Nederland is niet het enige land waarin het aantal verkeersdoden zich de laatste jaren minder gunstig ontwikkelt. Ook op EU-niveau lijkt er sprake te zijn van een stagnatie in de daling van het aantal verkeersdoden; het aantal verkeersdoden in de EU was in 2016 slechts 1% lager dan in 2013.3)
De minder gunstige ontwikkelingen in het aantal verkeersdoden en ernstig verkeersgewonden kunnen voor een heel klein gedeelte verklaard worden door een toename in mobiliteit. De mobiliteit4) is heel licht toegenomen de afgelopen tien jaar (+0,2% per jaar) en was in 2016 iets hoger dan de jaren ervoor. Het overlijdensrisico is met gemiddeld 3,1% per jaar gedaald in de afgelopen tien jaar, maar ook het overlijdensrisico is de laatste paar jaren niet verder meer afgenomen. Het risico om ernstig gewond te raken is de laatste tien jaar met gemiddeld 2,3% per jaar toegenomen.
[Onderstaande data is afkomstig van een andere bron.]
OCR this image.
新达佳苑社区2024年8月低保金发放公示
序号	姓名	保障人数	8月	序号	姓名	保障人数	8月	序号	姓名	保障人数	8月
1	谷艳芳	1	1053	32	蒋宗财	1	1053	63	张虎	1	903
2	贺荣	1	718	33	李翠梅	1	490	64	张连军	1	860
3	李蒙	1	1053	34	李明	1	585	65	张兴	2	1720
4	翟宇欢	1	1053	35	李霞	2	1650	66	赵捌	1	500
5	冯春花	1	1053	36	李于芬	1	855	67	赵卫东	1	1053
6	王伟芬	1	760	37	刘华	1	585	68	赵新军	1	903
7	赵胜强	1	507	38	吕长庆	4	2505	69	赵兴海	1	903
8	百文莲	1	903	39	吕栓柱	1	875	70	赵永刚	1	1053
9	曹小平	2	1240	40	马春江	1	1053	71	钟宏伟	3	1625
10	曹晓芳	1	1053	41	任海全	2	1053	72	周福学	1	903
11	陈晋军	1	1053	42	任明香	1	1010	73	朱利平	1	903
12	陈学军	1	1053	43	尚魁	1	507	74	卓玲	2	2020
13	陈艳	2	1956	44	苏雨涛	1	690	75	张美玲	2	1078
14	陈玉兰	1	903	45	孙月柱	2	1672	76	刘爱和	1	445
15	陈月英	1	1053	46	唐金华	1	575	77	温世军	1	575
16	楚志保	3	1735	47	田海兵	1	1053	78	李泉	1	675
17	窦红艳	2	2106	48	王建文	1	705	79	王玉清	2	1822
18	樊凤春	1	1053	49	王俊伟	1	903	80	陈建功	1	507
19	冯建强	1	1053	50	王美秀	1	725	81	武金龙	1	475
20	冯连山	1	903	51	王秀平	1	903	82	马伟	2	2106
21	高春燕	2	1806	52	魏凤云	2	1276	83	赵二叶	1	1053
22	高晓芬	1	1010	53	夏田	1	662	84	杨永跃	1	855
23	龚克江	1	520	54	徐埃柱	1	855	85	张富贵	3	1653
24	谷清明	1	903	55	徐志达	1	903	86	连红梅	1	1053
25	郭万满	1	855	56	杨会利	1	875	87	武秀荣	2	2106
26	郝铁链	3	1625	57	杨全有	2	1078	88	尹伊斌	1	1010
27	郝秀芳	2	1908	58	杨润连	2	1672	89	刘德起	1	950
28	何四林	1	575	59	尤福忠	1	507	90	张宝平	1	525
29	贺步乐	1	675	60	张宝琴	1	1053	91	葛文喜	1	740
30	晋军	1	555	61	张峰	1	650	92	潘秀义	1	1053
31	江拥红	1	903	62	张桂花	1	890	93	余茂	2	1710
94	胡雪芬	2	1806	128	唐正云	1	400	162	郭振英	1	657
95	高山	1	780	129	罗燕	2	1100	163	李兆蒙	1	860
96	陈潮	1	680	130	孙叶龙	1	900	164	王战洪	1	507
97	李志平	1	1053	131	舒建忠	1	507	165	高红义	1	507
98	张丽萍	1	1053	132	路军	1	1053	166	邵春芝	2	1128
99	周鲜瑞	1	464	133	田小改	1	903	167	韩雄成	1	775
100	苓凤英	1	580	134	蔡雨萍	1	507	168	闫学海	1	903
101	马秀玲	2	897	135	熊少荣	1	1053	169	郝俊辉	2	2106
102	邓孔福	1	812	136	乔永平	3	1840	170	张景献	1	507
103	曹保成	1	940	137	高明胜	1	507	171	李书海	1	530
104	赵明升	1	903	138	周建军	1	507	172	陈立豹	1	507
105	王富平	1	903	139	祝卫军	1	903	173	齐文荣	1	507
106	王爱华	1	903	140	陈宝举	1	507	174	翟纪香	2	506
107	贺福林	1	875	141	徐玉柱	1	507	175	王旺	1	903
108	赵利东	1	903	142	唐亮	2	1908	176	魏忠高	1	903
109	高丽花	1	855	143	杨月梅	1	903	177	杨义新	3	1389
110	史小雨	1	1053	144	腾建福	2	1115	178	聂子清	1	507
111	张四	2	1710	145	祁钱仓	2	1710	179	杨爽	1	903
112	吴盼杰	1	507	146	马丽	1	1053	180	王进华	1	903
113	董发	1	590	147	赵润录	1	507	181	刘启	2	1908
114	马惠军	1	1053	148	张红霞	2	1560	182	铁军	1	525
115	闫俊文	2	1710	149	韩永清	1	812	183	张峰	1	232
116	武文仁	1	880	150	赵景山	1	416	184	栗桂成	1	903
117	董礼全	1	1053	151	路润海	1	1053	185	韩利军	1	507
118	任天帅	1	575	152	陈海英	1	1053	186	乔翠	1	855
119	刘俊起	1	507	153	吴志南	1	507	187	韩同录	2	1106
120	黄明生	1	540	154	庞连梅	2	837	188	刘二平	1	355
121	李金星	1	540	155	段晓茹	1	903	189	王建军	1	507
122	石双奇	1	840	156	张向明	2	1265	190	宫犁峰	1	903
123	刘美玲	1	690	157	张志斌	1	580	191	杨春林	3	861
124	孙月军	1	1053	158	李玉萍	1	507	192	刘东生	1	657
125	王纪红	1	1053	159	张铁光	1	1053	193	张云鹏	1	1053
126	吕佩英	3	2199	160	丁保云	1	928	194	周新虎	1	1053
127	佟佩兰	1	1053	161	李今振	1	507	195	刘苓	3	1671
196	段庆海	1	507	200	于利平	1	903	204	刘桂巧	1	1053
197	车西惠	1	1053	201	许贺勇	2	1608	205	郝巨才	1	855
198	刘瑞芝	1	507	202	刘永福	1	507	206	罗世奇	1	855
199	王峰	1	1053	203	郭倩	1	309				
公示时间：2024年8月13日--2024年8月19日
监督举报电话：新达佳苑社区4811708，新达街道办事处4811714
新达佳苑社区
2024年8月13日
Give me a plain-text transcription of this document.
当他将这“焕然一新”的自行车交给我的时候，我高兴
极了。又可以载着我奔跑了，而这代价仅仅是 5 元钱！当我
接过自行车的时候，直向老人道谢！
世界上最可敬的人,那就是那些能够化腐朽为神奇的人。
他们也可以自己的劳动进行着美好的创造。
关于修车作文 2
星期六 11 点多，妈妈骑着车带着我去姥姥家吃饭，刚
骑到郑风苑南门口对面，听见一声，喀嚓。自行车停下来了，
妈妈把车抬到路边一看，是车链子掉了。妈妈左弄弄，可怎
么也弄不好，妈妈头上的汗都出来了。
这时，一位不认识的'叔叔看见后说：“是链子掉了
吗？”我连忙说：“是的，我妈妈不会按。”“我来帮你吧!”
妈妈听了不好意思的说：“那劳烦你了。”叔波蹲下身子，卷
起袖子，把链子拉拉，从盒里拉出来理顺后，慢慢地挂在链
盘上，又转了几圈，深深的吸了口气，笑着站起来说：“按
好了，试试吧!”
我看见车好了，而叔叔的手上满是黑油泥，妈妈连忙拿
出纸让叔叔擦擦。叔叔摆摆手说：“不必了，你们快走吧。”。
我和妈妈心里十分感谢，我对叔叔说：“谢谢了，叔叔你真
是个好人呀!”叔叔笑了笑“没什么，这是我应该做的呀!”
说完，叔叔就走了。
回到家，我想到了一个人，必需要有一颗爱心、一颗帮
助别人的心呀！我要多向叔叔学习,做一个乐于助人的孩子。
Naast de lichte toename in mobiliteit heeft ook de vergrijzing bijgedragen aan de minder gunstige ontwikkeling in het aantal verkeersslachtoffers. Ouderen hebben, mede als gevolg van de vergrijzing, een hoger aandeel gekregen in de totale mobiliteit. Ouderen zijn kwetsbaarder dan jongere verkeersdeelnemers en overlijden sneller aan hun verwondingen. Een toename van het aandeel van ouderen in de totale mobiliteit leidt, ceteris paribus, dus tot een toename in het aantal verkeersslachtoffers.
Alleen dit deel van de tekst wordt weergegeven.